Advice from a 1L here.

I remember receiving a pretty lousy pep talk as a 1L from a law prof who told a story about thinking she flunked an exam, freaking out and crying for days, but actually getting an A. Given the typical mandatory curves at most law schools, we knew the getting an A part couldn’t come true for most of the class, and the story just sounded like an excuse to brag about her law school achievements, which kind of made her sound like an asshole. Especially when she triumphantly added that some classmate who thought she aced the exam only wound up with a B.

My pep talk about exams for first year law students starts out: “Many will enter, few will win.” Then I try to reassure them that within a very few years of graduation, how they perform as lawyers will matter a whole lot more than what their grades were. I hope this is the correct approach.

–Ann Bartow

Share
This entry was posted in Academia, Law Schools, Law Teaching. Bookmark the permalink.

0 Responses to How Not To Give A Pre-Exam Pep Talk

  1. Eric says:

    In lieu of giving my own pep talk, I gave my students a clip of Alec Baldwin’s motivational speech from Glengarry Glen Ross. I’m sure I’ll live to regret that!

  2. Pingback: Perhaps I should have gone with “Win One for the Gipper” « Debris

  3. Ralph M. Stein says:

    Your approach is fine, Ann.

    I tell 1-Ls that too often they react to first semester grades based on often unrealistic expectations tied to grade inflation in college. I also tell them that it’s their choice whether to enter into an essentially meaningless competition with their peers and suggest they take the wisdom of Ecclesiastes and recognize that the race is not always in favor of the swift.

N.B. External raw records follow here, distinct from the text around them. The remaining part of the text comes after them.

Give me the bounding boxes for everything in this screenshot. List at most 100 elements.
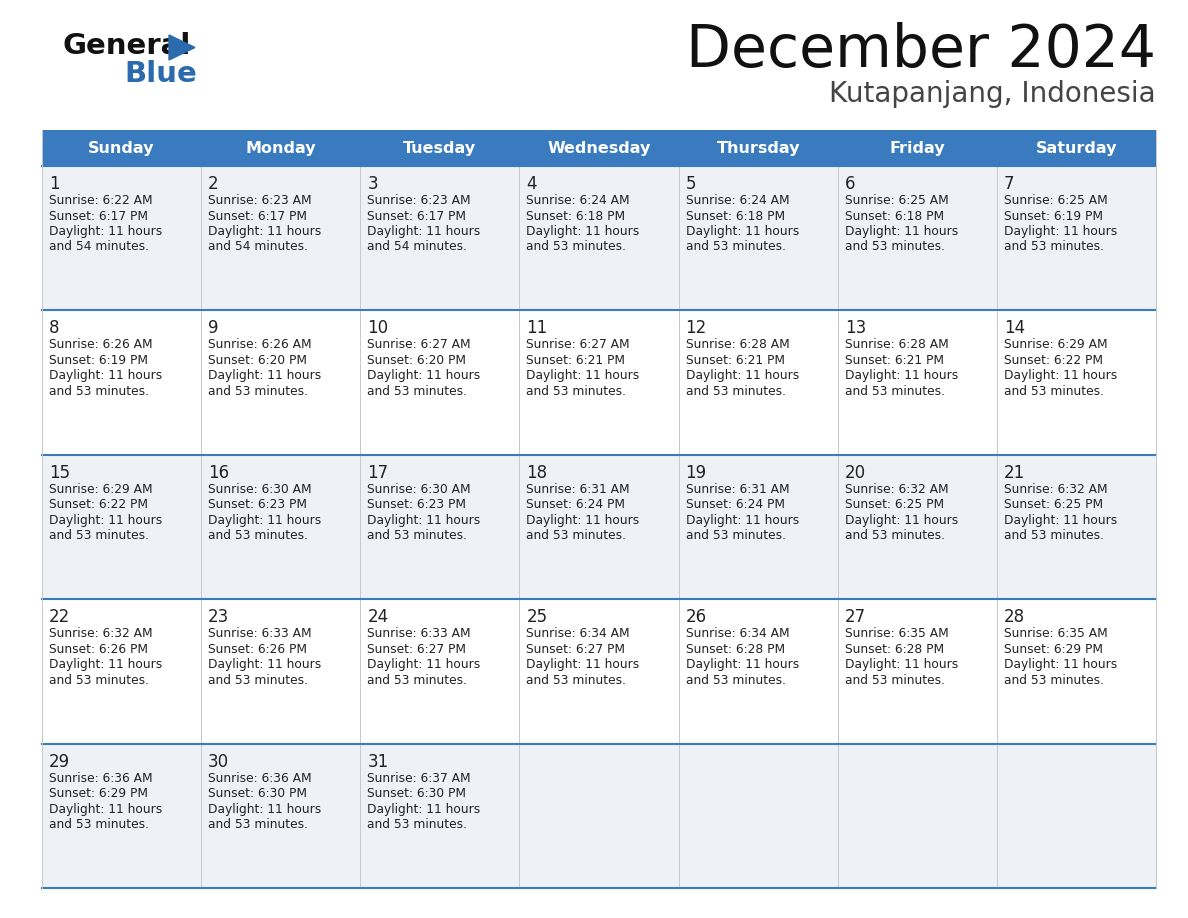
Text: Sunrise: 6:22 AM: Sunrise: 6:22 AM	[49, 194, 152, 207]
Text: Daylight: 11 hours: Daylight: 11 hours	[526, 225, 639, 238]
Text: Sunrise: 6:30 AM: Sunrise: 6:30 AM	[208, 483, 311, 496]
Text: 29: 29	[49, 753, 70, 770]
Text: Sunset: 6:17 PM: Sunset: 6:17 PM	[49, 209, 148, 222]
Text: Daylight: 11 hours: Daylight: 11 hours	[208, 802, 322, 815]
Text: 24: 24	[367, 609, 388, 626]
Text: Kutapanjang, Indonesia: Kutapanjang, Indonesia	[829, 80, 1156, 108]
Text: Sunrise: 6:35 AM: Sunrise: 6:35 AM	[845, 627, 948, 640]
Text: Daylight: 11 hours: Daylight: 11 hours	[208, 658, 322, 671]
Text: Daylight: 11 hours: Daylight: 11 hours	[49, 514, 163, 527]
Text: and 53 minutes.: and 53 minutes.	[1004, 674, 1104, 687]
Text: and 53 minutes.: and 53 minutes.	[526, 674, 626, 687]
Text: 6: 6	[845, 175, 855, 193]
Text: Daylight: 11 hours: Daylight: 11 hours	[49, 658, 163, 671]
Text: Sunrise: 6:32 AM: Sunrise: 6:32 AM	[1004, 483, 1107, 496]
Text: Sunrise: 6:29 AM: Sunrise: 6:29 AM	[49, 483, 152, 496]
Text: and 54 minutes.: and 54 minutes.	[367, 241, 467, 253]
Text: 28: 28	[1004, 609, 1025, 626]
Text: Sunset: 6:28 PM: Sunset: 6:28 PM	[845, 643, 943, 655]
Text: Daylight: 11 hours: Daylight: 11 hours	[1004, 658, 1117, 671]
Text: Blue: Blue	[124, 60, 197, 88]
Text: and 54 minutes.: and 54 minutes.	[208, 241, 308, 253]
Text: 23: 23	[208, 609, 229, 626]
Text: 19: 19	[685, 464, 707, 482]
Text: Sunset: 6:18 PM: Sunset: 6:18 PM	[845, 209, 943, 222]
Text: Sunrise: 6:31 AM: Sunrise: 6:31 AM	[685, 483, 789, 496]
Text: Sunrise: 6:25 AM: Sunrise: 6:25 AM	[1004, 194, 1107, 207]
Text: Wednesday: Wednesday	[548, 140, 651, 155]
Text: and 53 minutes.: and 53 minutes.	[1004, 385, 1104, 397]
Text: 2: 2	[208, 175, 219, 193]
Text: Sunrise: 6:24 AM: Sunrise: 6:24 AM	[526, 194, 630, 207]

    BUT…I also tell them that the traditional “everything rides on one exam” is divisive, counterproductive and anti-intellectual and ask if anyone had ever experienced before something called a “final examination” that had no evaluative vehicles earlier. The answer, of course, is “no.”

    I have at least three written graded components in any course with a final exam.

  4. jha says:

    And then I had the BA professor who walked in before the exam to say nothing more than “Don’t choke.”

  5. umlawgirl07 says:

    Of course, if you’re in your 50s when you graduate law school, it’s *much* easier to forget those grades…like, you know, the day you graduate! :)

    I’m having a good time as a lawyer and doing good work. It’s almost comical now to think about the worry over grades.

  6. Ralph M. Stein says:

    Older students often worry excessively about whether their many years out of school will impact their ability to do well. Their concerns are not based on competitiveness – most don’t want 25/8 jobs – but on genuine fears that should be addressed by sympathetic faculty.

    And, not surprising, often these older, fearful students are women.